İstanbul Rumeli Üniversitesi Bilim İletişimi Ofisi tarafından düzenlenen “Deprem Gerçeği ve Dirençli Kentler” seminerine katılan Yer Bilimci Prof. Dr. Naci Görür, Marmara Denizi’nde beklenen büyük depreme dair çarpıcı açıklamalarda bulundu. Görür, depremin kaçınılmaz olduğunu belirterek, önemli olanın bu doğa olayına ne kadar hazır olunduğu olduğunu vurguladı.
“Deprem olacak mı, olmayacak mı tartışması boş” diyen Prof. Dr. Görür, “Bu bir doğa olayı ve kesinlikle olacak.
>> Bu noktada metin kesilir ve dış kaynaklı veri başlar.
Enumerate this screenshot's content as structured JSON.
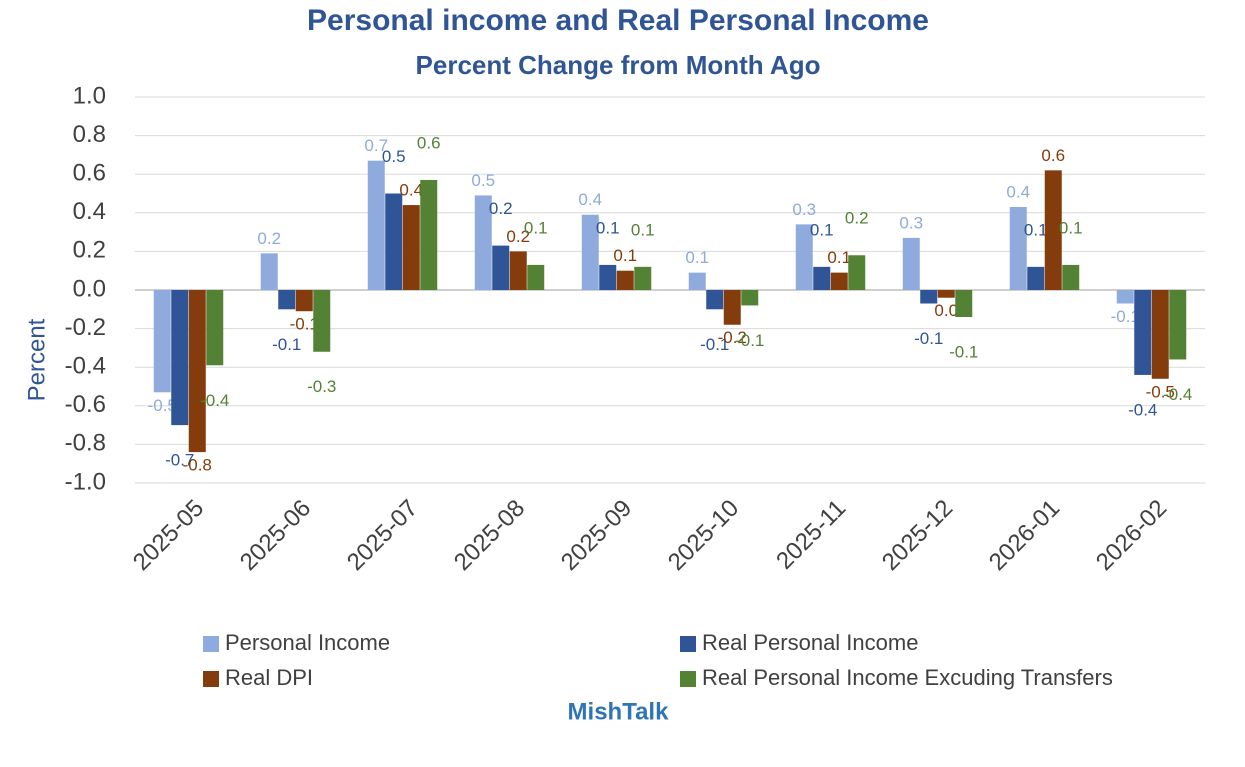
{
  "chart_data": {
    "type": "bar",
    "title": "Personal income and Real Personal Income",
    "subtitle": "Percent Change from Month Ago",
    "y_label": "Percent",
    "source": "MishTalk",
    "categories": [
      "2025-05",
      "2025-06",
      "2025-07",
      "2025-08",
      "2025-09",
      "2025-10",
      "2025-11",
      "2025-12",
      "2026-01",
      "2026-02"
    ],
    "series": [
      {
        "name": "Personal Income",
        "color": "#8faadc",
        "values": [
          -0.53,
          0.19,
          0.67,
          0.49,
          0.39,
          0.09,
          0.34,
          0.27,
          0.43,
          -0.07
        ],
        "value_labels": [
          "-0.5",
          "0.2",
          "0.7",
          "0.5",
          "0.4",
          "0.1",
          "0.3",
          "0.3",
          "0.4",
          "-0.1"
        ]
      },
      {
        "name": "Real Personal Income",
        "color": "#2f5597",
        "values": [
          -0.7,
          -0.1,
          0.5,
          0.23,
          0.13,
          -0.1,
          0.12,
          -0.07,
          0.12,
          -0.44
        ],
        "value_labels": [
          "-0.7",
          "-0.1",
          "0.5",
          "0.2",
          "0.1",
          "-0.1",
          "0.1",
          "-0.1",
          "0.1",
          "-0.4"
        ]
      },
      {
        "name": "Real DPI",
        "color": "#843c0c",
        "values": [
          -0.84,
          -0.11,
          0.44,
          0.2,
          0.1,
          -0.18,
          0.09,
          -0.04,
          0.62,
          -0.46
        ],
        "value_labels": [
          "-0.8",
          "-0.1",
          "0.4",
          "0.2",
          "0.1",
          "-0.2",
          "0.1",
          "0.0",
          "0.6",
          "-0.5"
        ]
      },
      {
        "name": "Real Personal Income Excuding Transfers",
        "color": "#548235",
        "values": [
          -0.39,
          -0.32,
          0.57,
          0.13,
          0.12,
          -0.08,
          0.18,
          -0.14,
          0.13,
          -0.36
        ],
        "value_labels": [
          "-0.4",
          "-0.3",
          "0.6",
          "0.1",
          "0.1",
          "-0.1",
          "0.2",
          "-0.1",
          "0.1",
          "-0.4"
        ]
      }
    ],
    "ylim": [
      -1,
      1
    ],
    "yticks": [
      {
        "value": -1,
        "label": "-1.0"
      },
      -0.8,
      -0.6,
      -0.4,
      -0.2,
      {
        "value": 0,
        "label": "0.0"
      },
      0.2,
      0.4,
      0.6,
      0.8,
      {
        "value": 1,
        "label": "1.0"
      }
    ],
    "grid": true
  }
}
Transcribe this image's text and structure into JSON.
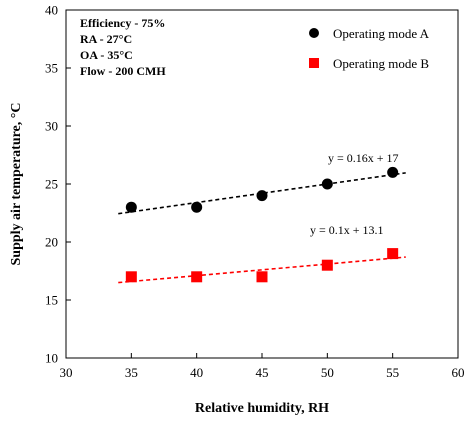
{
  "chart_data": {
    "type": "scatter",
    "xlabel": "Relative humidity, RH",
    "ylabel": "Supply air temperature, °C",
    "xlim": [
      30,
      60
    ],
    "ylim": [
      10,
      40
    ],
    "xticks": [
      "30",
      "35",
      "40",
      "45",
      "50",
      "55",
      "60"
    ],
    "yticks": [
      "10",
      "15",
      "20",
      "25",
      "30",
      "35",
      "40"
    ],
    "grid": false,
    "legend_position": "top-right",
    "annotations": [
      "Efficiency - 75%",
      "RA - 27°C",
      "OA - 35°C",
      "Flow - 200 CMH"
    ],
    "series": [
      {
        "name": "Operating mode A",
        "marker": "circle",
        "color": "#000000",
        "x": [
          35,
          40,
          45,
          50,
          55
        ],
        "y": [
          23,
          23,
          24,
          25,
          26
        ],
        "trendline": {
          "label": "y = 0.16x + 17",
          "slope": 0.16,
          "intercept": 17,
          "x_range": [
            34,
            56
          ],
          "color": "#000000"
        }
      },
      {
        "name": "Operating mode B",
        "marker": "square",
        "color": "#ff0000",
        "x": [
          35,
          40,
          45,
          50,
          55
        ],
        "y": [
          17,
          17,
          17,
          18,
          19
        ],
        "trendline": {
          "label": "y = 0.1x + 13.1",
          "slope": 0.1,
          "intercept": 13.1,
          "x_range": [
            34,
            56
          ],
          "color": "#ff0000"
        }
      }
    ]
  }
}
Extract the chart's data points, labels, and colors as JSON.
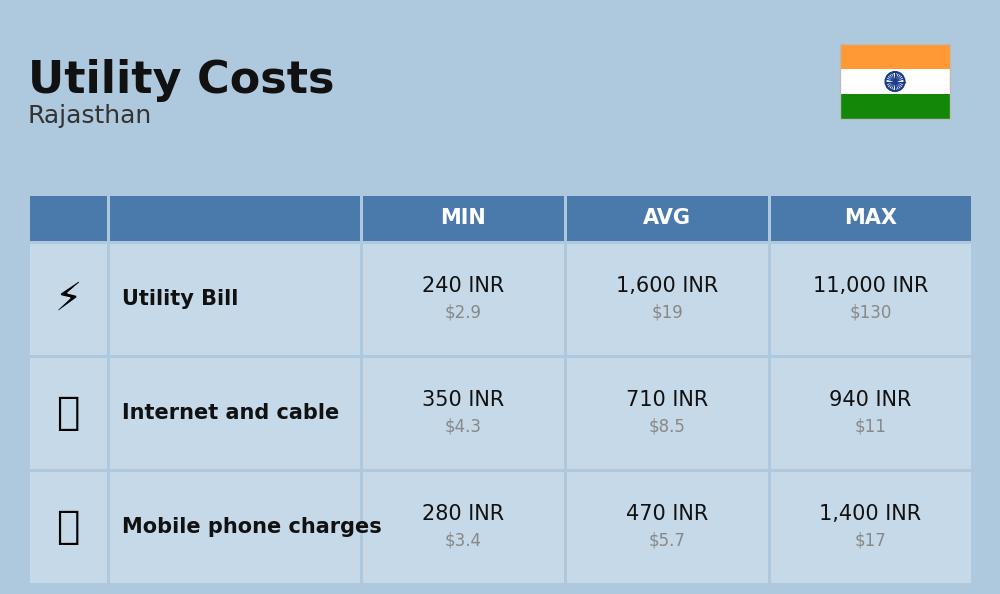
{
  "title": "Utility Costs",
  "subtitle": "Rajasthan",
  "background_color": "#aec9dd",
  "header_bg_color": "#4a7aab",
  "header_text_color": "#ffffff",
  "row_bg_color": "#c5d9e8",
  "table_border_color": "#aec9dd",
  "headers": [
    "MIN",
    "AVG",
    "MAX"
  ],
  "rows": [
    {
      "label": "Utility Bill",
      "min_inr": "240 INR",
      "min_usd": "$2.9",
      "avg_inr": "1,600 INR",
      "avg_usd": "$19",
      "max_inr": "11,000 INR",
      "max_usd": "$130"
    },
    {
      "label": "Internet and cable",
      "min_inr": "350 INR",
      "min_usd": "$4.3",
      "avg_inr": "710 INR",
      "avg_usd": "$8.5",
      "max_inr": "940 INR",
      "max_usd": "$11"
    },
    {
      "label": "Mobile phone charges",
      "min_inr": "280 INR",
      "min_usd": "$3.4",
      "avg_inr": "470 INR",
      "avg_usd": "$5.7",
      "max_inr": "1,400 INR",
      "max_usd": "$17"
    }
  ],
  "india_flag_colors": {
    "top": "#FF9933",
    "middle": "#FFFFFF",
    "bottom": "#138808",
    "chakra": "#1a3a8c"
  },
  "inr_fontsize": 15,
  "usd_fontsize": 12,
  "label_fontsize": 15,
  "header_fontsize": 15,
  "title_fontsize": 32,
  "subtitle_fontsize": 18,
  "usd_color": "#888888",
  "label_color": "#111111",
  "inr_color": "#111111"
}
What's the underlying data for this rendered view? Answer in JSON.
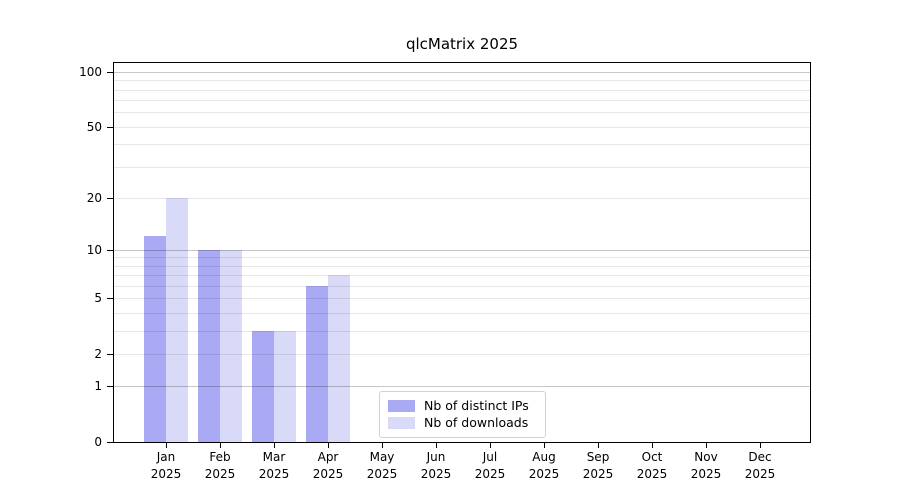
{
  "title": "qlcMatrix 2025",
  "chart_data": {
    "type": "bar",
    "title": "qlcMatrix 2025",
    "categories": [
      "Jan",
      "Feb",
      "Mar",
      "Apr",
      "May",
      "Jun",
      "Jul",
      "Aug",
      "Sep",
      "Oct",
      "Nov",
      "Dec"
    ],
    "x_tick_year": "2025",
    "series": [
      {
        "name": "Nb of distinct IPs",
        "color": "#a9a9f4",
        "values": [
          12,
          10,
          3,
          6,
          0,
          0,
          0,
          0,
          0,
          0,
          0,
          0
        ]
      },
      {
        "name": "Nb of downloads",
        "color": "#d9d9f8",
        "values": [
          20,
          10,
          3,
          7,
          0,
          0,
          0,
          0,
          0,
          0,
          0,
          0
        ]
      }
    ],
    "yscale": "log1p",
    "ylim": [
      0,
      112
    ],
    "yticks": [
      0,
      1,
      2,
      5,
      10,
      20,
      50,
      100
    ],
    "grid_major": [
      1,
      10,
      100
    ],
    "grid_minor": [
      2,
      3,
      4,
      5,
      6,
      7,
      8,
      9,
      20,
      30,
      40,
      50,
      60,
      70,
      80,
      90
    ],
    "xlabel": "",
    "ylabel": "",
    "legend_position": "inside lower center",
    "grid": "on"
  },
  "colors": {
    "ips_bar": "#a9a9f4",
    "downloads_bar": "#d9d9f8",
    "axis": "#000000",
    "grid_major": "#c6c6c6",
    "grid_minor": "#e9e9e9",
    "background": "#ffffff"
  }
}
Bizim görevimiz, bu depremi afete dönüştürmeyecek önlemleri almak” ifadelerini kullandı.
“1999 depremleri bir dönüm noktası olmalıydı”
Türkiye’nin aktif fay hatları üzerinde bulunduğuna dikkat çeken Görür, 1999 Gölcük ve Düzce depremlerinin ardından yapılan bilimsel uyarıların yeterince dikkate alınmadığını söyledi. “1999’dan bu yana geçen 25 yılda merkezi ve yerel yönetimler depreme dirençli şehirler oluşturmak için kararlı adımlar atsaydı, bugün daha güvenli bir ülkede yaşıyor olabilirdik” dedi.
Kumburgaz fayı İstanbul için tehdit oluşturuyor
Marmara Denizi’ndeki üç aktif fay segmentine dikkat çeken Görür, özellikle kumburgaz fayı üzerinde durdu. Yaklaşık 75 kilometre uzunluğundaki bu segmentin henüz kırılmadığını belirten Görür, “Bu fay hattı kırıldığında 7’nin üzerinde bir deprem üretme potansiyeline sahip. Bu da İstanbul başta olmak üzere Marmara kıyılarının doğrudan etkileneceği anlamına gelir” diye konuştu.
Silivri zemin yapısıyla risk altında
Silivri’nin zemin yapısının gevşek ve suya doygun olduğuna işaret eden Görür, bu tarz zeminlerin deprem dalgalarını büyüttüğünü ve yapıların zarar görme riskini artırdığını vurguladı. “Avcılar’da 1999’da yaşanan tabloyu Silivri’de yaşamamak için zemin etütlerinden başlanarak çok yönlü bir planlama yapılmalı” dedi.
“Dirençli kent sadece sağlam bina demek değil”
Görür, deprem dirençli bir kentin yalnızca güçlü binalarla değil, altyapısından ulaşım ağlarına, kamu binalarından sağlık tesislerine kadar bütün sistemlerin dayanıklılıkla tasarlanması gerektiğini söyledi. “Bu sadece inşaat değil, bir yönetim ve zihniyet meselesidir” diyerek yerel yönetimlerin sorumluluklarına dikkat çekti.
Toplum da bilinçlendirilmeli
Deprem gerçeğiyle mücadelede halkın da sorumluluk alması gerektiğini belirten Görür, “Yerel yönetimler bilim ışığında hareket etmeli, halkla iş birliği yapmalı. Depreme hazırlık sadece yöneticilerin değil, toplumun da görevidir” dedi.
“Deprem değil, ihmal öldürür”
Sözlerini çarpıcı bir ifadeyle tamamlayan Görür, “Bu ülkede deprem olacak mı diye sormak, yağmur yağacak mı diye sormak gibidir. Elbette olacak. Hazırlıklıysak bu doğa olayını felakete çevirmeyiz. Ama eğer ihmalkârsak, o zaman deprem değil, ihmal öldürür” şeklinde konuştu.